Jackson, T. (2001). The Art and Craft of “Gently Socratic” Inquiry. In A. Costa (Ed.), Developing Minds: A resource book for teaching thinking (3rd Ed) (459-465). Alexandria, VA: Association for Supervision and Curriculum Development.

Yos, T. (2012). Raising the Bar: Love, the Community of Inquiry, and the Flourishing Life. Educational Perspectives, 44, Nos. 1 and 2, pp. 52-57.


 

ABOUT THE AUTHOR:

Brendan McCarthy is passionate about exploring the transformative possibilities of education through the intersections of his diverse academic and professional background in mathematics, economics, design, fashion, fine arts, sport and teaching. Prior to joining the University of Hawaiʻi Progressive Philosophy and Pedagogy Program, Brendan was an assistant professor and Director of the undergraduate Fashion Design Program for Systems & Society + Materiality at The New School Univeristy’s Parsons School of Design in New York. At Parsons, he leveraged his unique background to develop socially engaged, collaborative, interdisciplinary, human-centered, community-specific, sustainable, systems-based curricula to support students in generating expansive, new types of outcomes and models for fashion that can have positive, transformative impacts on our world. As an integral part of this work, Brendan cultivated and led many partnership initiatives that brought global organizations from a wide range of fields to the university to engage urgent social issues in dynamic collaborative, laboratory/incubator-type educational formats. Some of these partnership projects include: United Nations Population Fund (UNFPA) Menstrual Health Project Kenya; United Nations (UNHCR) Kakuma, Kenya Refugee Camp Online Fashion Design Course; African Development Bank Fashionomics; Special Olympics Inclusive Design Collab; AARP Disrupt Aging in Fashion; Care+Wear Hospital Patient Gown Re-design Project; KERING EP&L (environmental profit and loss) Program; Swarovski Intentional Design Collab, Isabella Rossellini Biodiversity Farm-to-Fashion Collab; Vans Sustainability Collab. 

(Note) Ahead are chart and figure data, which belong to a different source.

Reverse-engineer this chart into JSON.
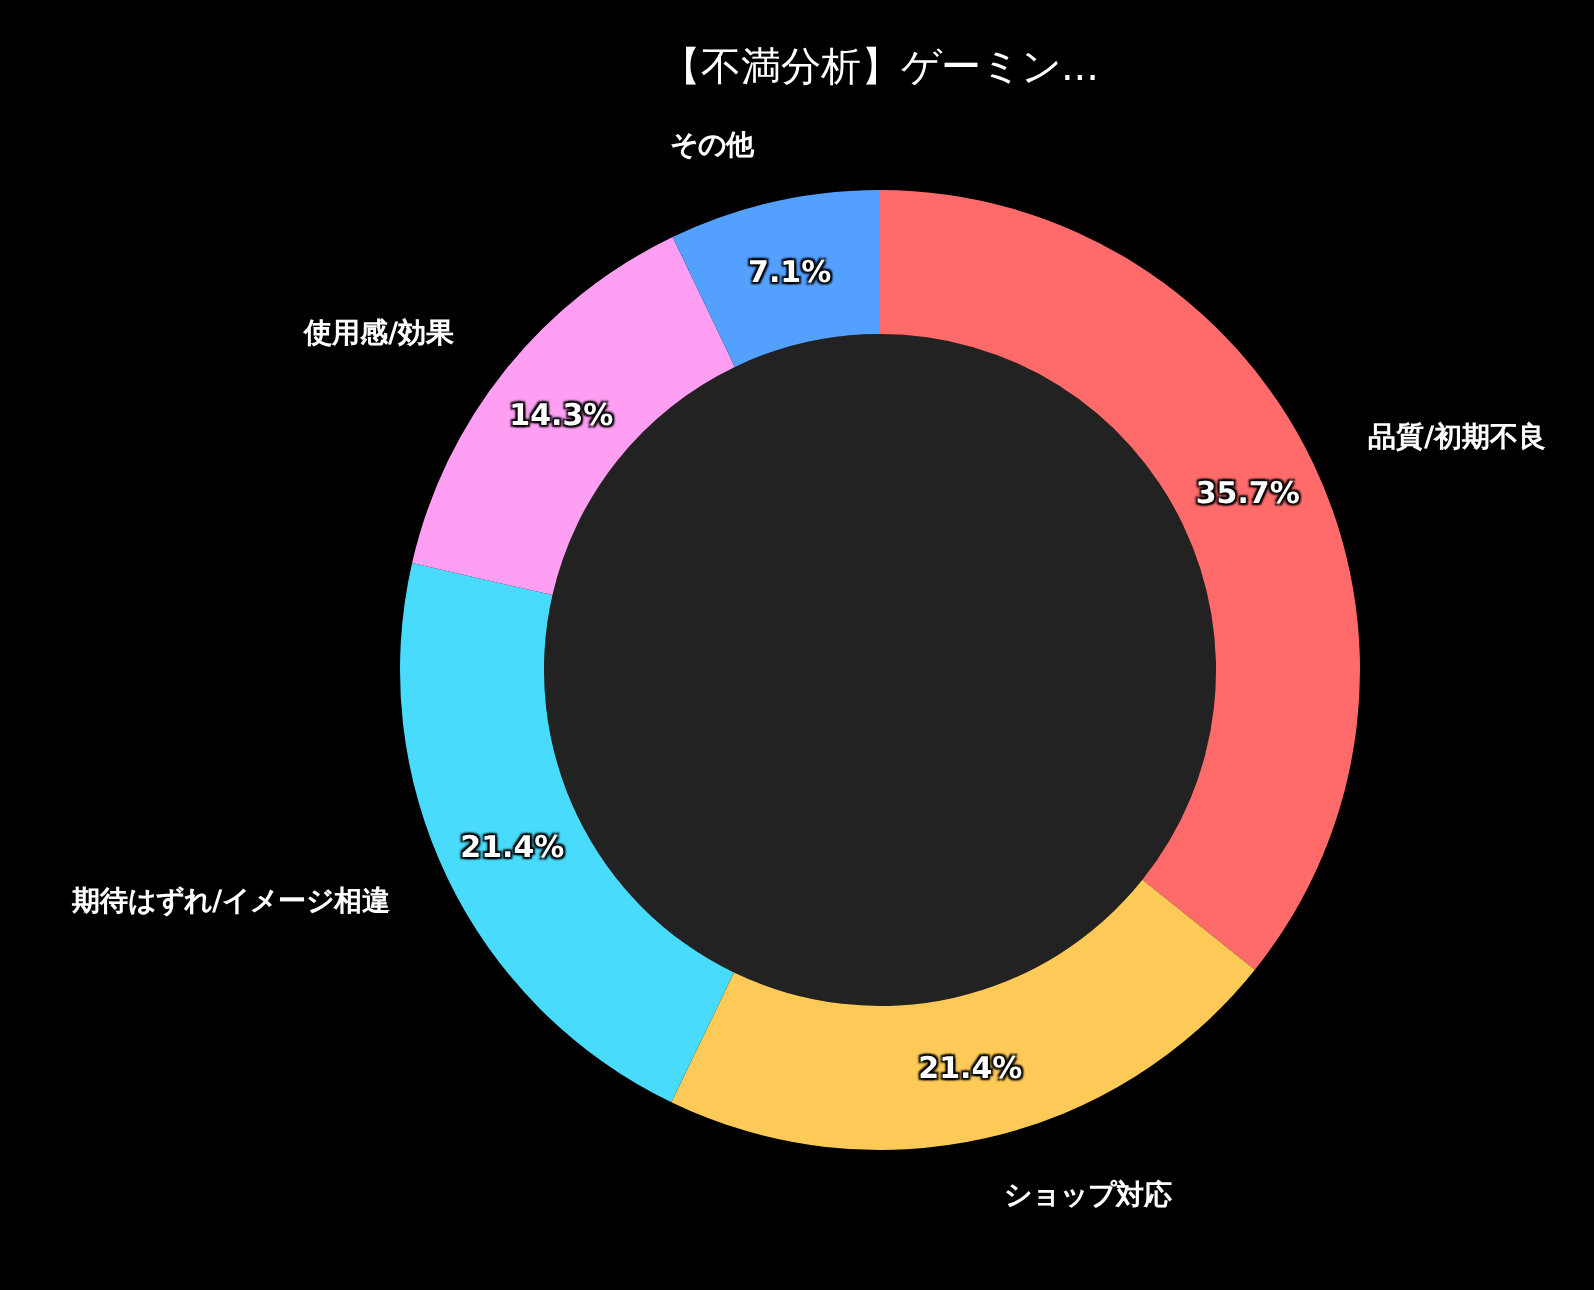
{
  "chart_data": {
    "type": "donut",
    "title": "【不満分析】ゲーミン...",
    "categories": [
      "品質/初期不良",
      "ショップ対応",
      "期待はずれ/イメージ相違",
      "使用感/効果",
      "その他"
    ],
    "values": [
      35.7,
      21.4,
      21.4,
      14.3,
      7.1
    ],
    "colors": [
      "#ff6b6b",
      "#feca57",
      "#48dbfb",
      "#ff9ff3",
      "#54a0ff"
    ],
    "value_labels": [
      "35.7%",
      "21.4%",
      "21.4%",
      "14.3%",
      "7.1%"
    ],
    "legend": false
  }
}
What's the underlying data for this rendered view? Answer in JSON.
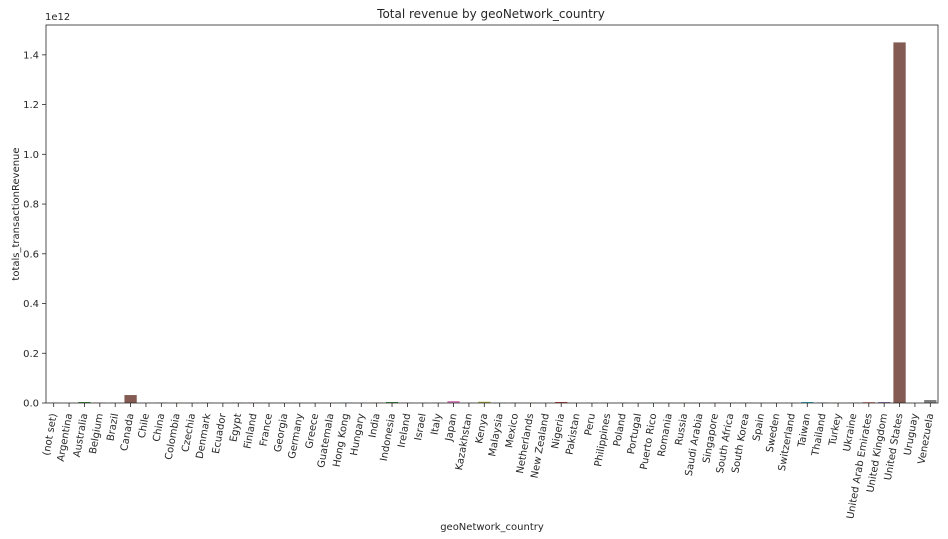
{
  "chart_data": {
    "type": "bar",
    "title": "Total revenue by geoNetwork_country",
    "xlabel": "geoNetwork_country",
    "ylabel": "totals_transactionRevenue",
    "scale_label": "1e12",
    "ylim": [
      0,
      1.52
    ],
    "yticks": [
      0.0,
      0.2,
      0.4,
      0.6,
      0.8,
      1.0,
      1.2,
      1.4
    ],
    "yticks_text": [
      "0.0",
      "0.2",
      "0.4",
      "0.6",
      "0.8",
      "1.0",
      "1.2",
      "1.4"
    ],
    "grid": false,
    "legend": "none",
    "categories": [
      "(not set)",
      "Argentina",
      "Australia",
      "Belgium",
      "Brazil",
      "Canada",
      "Chile",
      "China",
      "Colombia",
      "Czechia",
      "Denmark",
      "Ecuador",
      "Egypt",
      "Finland",
      "France",
      "Georgia",
      "Germany",
      "Greece",
      "Guatemala",
      "Hong Kong",
      "Hungary",
      "India",
      "Indonesia",
      "Ireland",
      "Israel",
      "Italy",
      "Japan",
      "Kazakhstan",
      "Kenya",
      "Malaysia",
      "Mexico",
      "Netherlands",
      "New Zealand",
      "Nigeria",
      "Pakistan",
      "Peru",
      "Philippines",
      "Poland",
      "Portugal",
      "Puerto Rico",
      "Romania",
      "Russia",
      "Saudi Arabia",
      "Singapore",
      "South Africa",
      "South Korea",
      "Spain",
      "Sweden",
      "Switzerland",
      "Taiwan",
      "Thailand",
      "Turkey",
      "Ukraine",
      "United Arab Emirates",
      "United Kingdom",
      "United States",
      "Uruguay",
      "Venezuela"
    ],
    "values": [
      0.001,
      0.0005,
      0.004,
      0.001,
      0.001,
      0.032,
      0.001,
      0.0015,
      0.001,
      0.0005,
      0.001,
      0.0005,
      0.001,
      0.001,
      0.001,
      0.0005,
      0.001,
      0.0005,
      0.0005,
      0.0015,
      0.0005,
      0.0015,
      0.004,
      0.001,
      0.001,
      0.001,
      0.008,
      0.001,
      0.005,
      0.001,
      0.001,
      0.001,
      0.0005,
      0.004,
      0.0005,
      0.0005,
      0.001,
      0.001,
      0.0005,
      0.001,
      0.0005,
      0.001,
      0.0005,
      0.001,
      0.001,
      0.001,
      0.001,
      0.001,
      0.001,
      0.004,
      0.002,
      0.001,
      0.001,
      0.003,
      0.004,
      1.45,
      0.0005,
      0.012
    ],
    "colors": [
      "#3274a1",
      "#e1812c",
      "#3a923a",
      "#c03d3e",
      "#9372b2",
      "#845b53",
      "#d684bd",
      "#7f7f7f",
      "#a9aa35",
      "#2eb4c5"
    ]
  }
}
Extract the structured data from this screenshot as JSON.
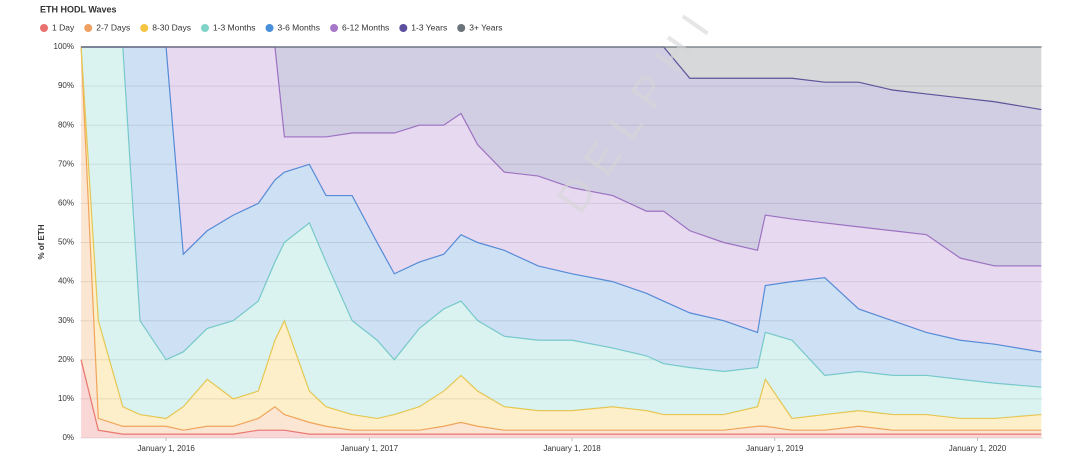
{
  "chart_data": {
    "type": "stacked-area",
    "title": "ETH HODL Waves",
    "y_label": "% of ETH",
    "watermark": "DELPHI",
    "x": [
      "2015-08-01",
      "2015-09-01",
      "2015-10-15",
      "2015-11-15",
      "2016-01-01",
      "2016-02-01",
      "2016-03-15",
      "2016-05-01",
      "2016-06-15",
      "2016-07-15",
      "2016-08-01",
      "2016-09-15",
      "2016-10-15",
      "2016-12-01",
      "2017-01-15",
      "2017-02-15",
      "2017-04-01",
      "2017-05-15",
      "2017-06-15",
      "2017-07-15",
      "2017-09-01",
      "2017-11-01",
      "2018-01-01",
      "2018-03-15",
      "2018-05-15",
      "2018-06-15",
      "2018-08-01",
      "2018-10-01",
      "2018-12-01",
      "2018-12-15",
      "2019-02-01",
      "2019-04-01",
      "2019-06-01",
      "2019-08-01",
      "2019-10-01",
      "2019-12-01",
      "2020-02-01",
      "2020-04-25"
    ],
    "xlim": [
      "2015-07-30",
      "2020-04-28"
    ],
    "xticks": [
      {
        "value": "2016-01-01",
        "label": "January 1, 2016"
      },
      {
        "value": "2017-01-01",
        "label": "January 1, 2017"
      },
      {
        "value": "2018-01-01",
        "label": "January 1, 2018"
      },
      {
        "value": "2019-01-01",
        "label": "January 1, 2019"
      },
      {
        "value": "2020-01-01",
        "label": "January 1, 2020"
      }
    ],
    "ylim": [
      0,
      100
    ],
    "yticks": [
      {
        "value": 0,
        "label": "0%"
      },
      {
        "value": 10,
        "label": "10%"
      },
      {
        "value": 20,
        "label": "20%"
      },
      {
        "value": 30,
        "label": "30%"
      },
      {
        "value": 40,
        "label": "40%"
      },
      {
        "value": 50,
        "label": "50%"
      },
      {
        "value": 60,
        "label": "60%"
      },
      {
        "value": 70,
        "label": "70%"
      },
      {
        "value": 80,
        "label": "80%"
      },
      {
        "value": 90,
        "label": "90%"
      },
      {
        "value": 100,
        "label": "100%"
      }
    ],
    "grid": true,
    "legend": "top-left",
    "series": [
      {
        "name": "1 Day",
        "color": "#e8716f",
        "values": [
          20,
          2,
          1,
          1,
          1,
          1,
          1,
          1,
          2,
          2,
          2,
          1,
          1,
          1,
          1,
          1,
          1,
          1,
          1,
          1,
          1,
          1,
          1,
          1,
          1,
          1,
          1,
          1,
          1,
          1,
          1,
          1,
          1,
          1,
          1,
          1,
          1,
          1
        ]
      },
      {
        "name": "2-7 Days",
        "color": "#f0a060",
        "values": [
          80,
          3,
          2,
          2,
          2,
          1,
          2,
          2,
          3,
          6,
          4,
          3,
          2,
          1,
          1,
          1,
          1,
          2,
          3,
          2,
          1,
          1,
          1,
          1,
          1,
          1,
          1,
          1,
          2,
          2,
          1,
          1,
          2,
          1,
          1,
          1,
          1,
          1
        ]
      },
      {
        "name": "8-30 Days",
        "color": "#f5c542",
        "values": [
          0,
          25,
          5,
          3,
          2,
          6,
          12,
          7,
          7,
          17,
          24,
          8,
          5,
          4,
          3,
          4,
          6,
          9,
          12,
          9,
          6,
          5,
          5,
          6,
          5,
          4,
          4,
          4,
          5,
          12,
          3,
          4,
          4,
          4,
          4,
          3,
          3,
          4
        ]
      },
      {
        "name": "1-3 Months",
        "color": "#7fd3c8",
        "values": [
          0,
          70,
          92,
          24,
          15,
          14,
          13,
          20,
          23,
          20,
          20,
          43,
          37,
          24,
          20,
          14,
          20,
          21,
          19,
          18,
          18,
          18,
          18,
          15,
          14,
          13,
          12,
          11,
          10,
          12,
          20,
          10,
          10,
          10,
          10,
          10,
          9,
          7
        ]
      },
      {
        "name": "3-6 Months",
        "color": "#4a8fd9",
        "values": [
          0,
          0,
          0,
          70,
          80,
          25,
          25,
          27,
          25,
          21,
          18,
          15,
          17,
          32,
          25,
          22,
          17,
          14,
          17,
          20,
          22,
          19,
          17,
          17,
          16,
          16,
          14,
          13,
          9,
          12,
          15,
          25,
          16,
          14,
          11,
          10,
          10,
          9
        ]
      },
      {
        "name": "6-12 Months",
        "color": "#a878c8",
        "values": [
          0,
          0,
          0,
          0,
          0,
          53,
          47,
          43,
          40,
          34,
          9,
          7,
          15,
          16,
          28,
          36,
          35,
          33,
          31,
          25,
          20,
          23,
          22,
          22,
          21,
          23,
          21,
          20,
          21,
          18,
          16,
          14,
          21,
          23,
          25,
          21,
          20,
          22
        ]
      },
      {
        "name": "1-3 Years",
        "color": "#5b4f9e",
        "values": [
          0,
          0,
          0,
          0,
          0,
          0,
          0,
          0,
          0,
          0,
          23,
          23,
          23,
          22,
          22,
          22,
          20,
          20,
          17,
          25,
          32,
          33,
          36,
          38,
          42,
          42,
          39,
          42,
          44,
          35,
          36,
          36,
          37,
          36,
          36,
          41,
          42,
          40
        ]
      },
      {
        "name": "3+ Years",
        "color": "#6b737a",
        "values": [
          0,
          0,
          0,
          0,
          0,
          0,
          0,
          0,
          0,
          0,
          0,
          0,
          0,
          0,
          0,
          0,
          0,
          0,
          0,
          0,
          0,
          0,
          0,
          0,
          0,
          0,
          8,
          8,
          8,
          8,
          8,
          9,
          9,
          11,
          12,
          13,
          14,
          16
        ]
      }
    ]
  }
}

Brendan received his BA in Mathematics from Columbia University, MFA in Fine Art from Parsons, and studied Architecture at Harvard’s Graduate School of Design. Before his transition to art, design and education, he worked in finance for Morgan Stanley as a global high yield research analyst.

On a personal level, Brendan is a lover of sport, the environment and culinary arts. He is an avid surfer, swimmer, lover of the ocean, lifelong tennis player/coach, golfer, runner, cyclist, football (aka soccer in some places) fan, and yoga practitioner. He loves sitting down for tea on the daily with his friends and family.

Currently, Brendan is a member of the inaugural cohort of the Progressive Philosophy and Pedagogy graduate program at the University of Hawaiʻi at Mānoa and a Scholar-Residence at Hanahau‘oli School in Honolulu, Hawaiʻi. Brendan has a dream to start a school based in love and fun that combines traditional academic subjects, like mathematics and philosophy, with different disciplines like sport, art and design.